Graus de liberdade de um sistema molecular

Considerando uma associação de N átomos (molécula, ião, ou radical) em fase gasosa – isto é, isolada e livre de restrições externas ao seu movimento – cada um dos seus átomos pode deslocar-se segundo as três direções do espaço, descritas pelos eixos coordenados ou vetores x,y,z. Teremos assim 3N vetores que podem combinar-se em 3N movimentos distintos.


FIGURA 1. Representação esquemática dos 3N graus de liberdade de uma molécula diatómica. A linha superior representa as três translações, a linha inferior representa as duas rotações e uma vibração (O número de vibrações independentes é dado pela diferença entre o número de graus de liberdade e o número de translações e rotações, 3N-5). O movimento de vibração pressupõe que a ligação entre os átomos funciona como uma mola (que forçará os átomos a inverterem o sentido do movimento).

Quando todos os átomos se movem coordenadamente na direção um dado vetor (por exemplo, direção z: FIGURA 1, primeira imagem) isso representa a translação da molécula nessa direção. Para uma molécula isolada há pois três movimentos – ou graus de liberdade – translacionais.

De igual modo, é possível encontrar combinações de movimentos individuais dos átomos que resultam numa rotação da molécula em torno do seu centro de massa. Estes graus de liberdade rotacionais são também três para a maioria das moléculas. Em moléculas lineares, há apenas dois graus de liberdade rotacionais, pois não existe rotação em torno do eixo molecular (não moveria nenhum átomo).

As restantes combinações de movimentos atómicos resultam em movimentos dos átomos entre si, sem que haja translação ou rotação da molécula, ou seja, correspondem a graus de liberdade vibracionais. Deste modo, um sistema molecular com N átomos tem 3N-6 vibrações (3N-5 se for linear).

A solução da equação de Schödinger para uma partícula livre em movimento tem como significado físico a não-quantização da energia translacional. Dito de outro modo, os graus de liberdade translacionais são contínuos. Contudo, o mesmo não se passa com os movimentos os rotacionais e vibracionais, a que correspondem níveis de energia discretos (ou quantizados). Assim, é possível observar transições entre os níveis rotacionais (espectroscopia rotacional) ou entre os níveis vibracionais (espectroscopia vibracional). Como será discutido abaixo, numa molécula em fase gasosa é possível observar transições em que se alteram simultaneamente o estado vibracional e o estado rotacional (por vezes abreviadas para “transições roto-vibracionais”).

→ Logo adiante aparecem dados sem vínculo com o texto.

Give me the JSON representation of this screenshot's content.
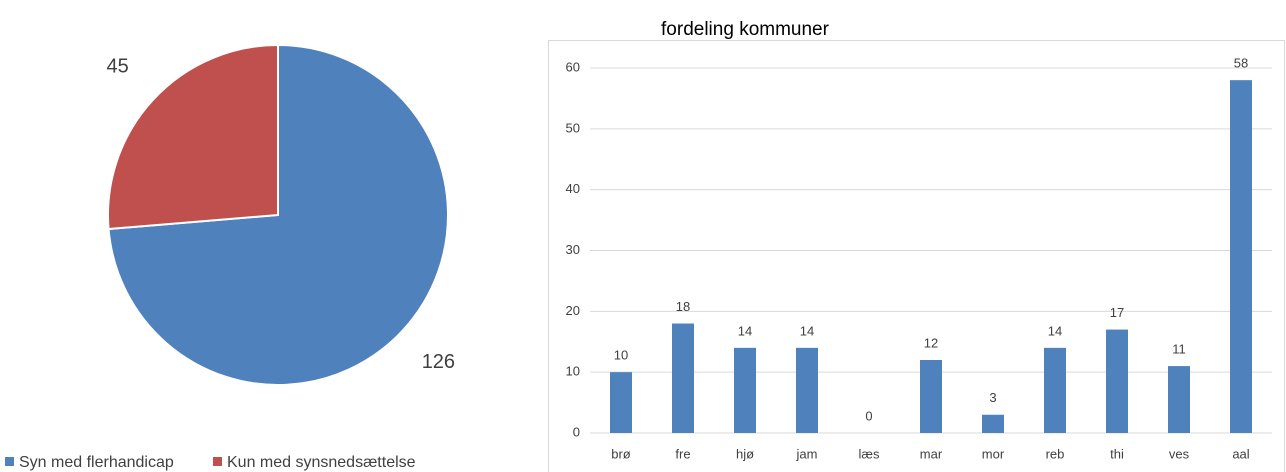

O modelo mais simples para descrever as vibrações moleculares é o modelo do oscilador harmónico diatómico: dois átomos de massa m1 e m2, ligados por uma mola perfeitamente elástica (FIGURA 2A). Os dois átomos oscilam em torno da distância de equilíbrio, num movimento que pode ser designado por “elongação linear” (e frequentemente abreviado para “elongação”).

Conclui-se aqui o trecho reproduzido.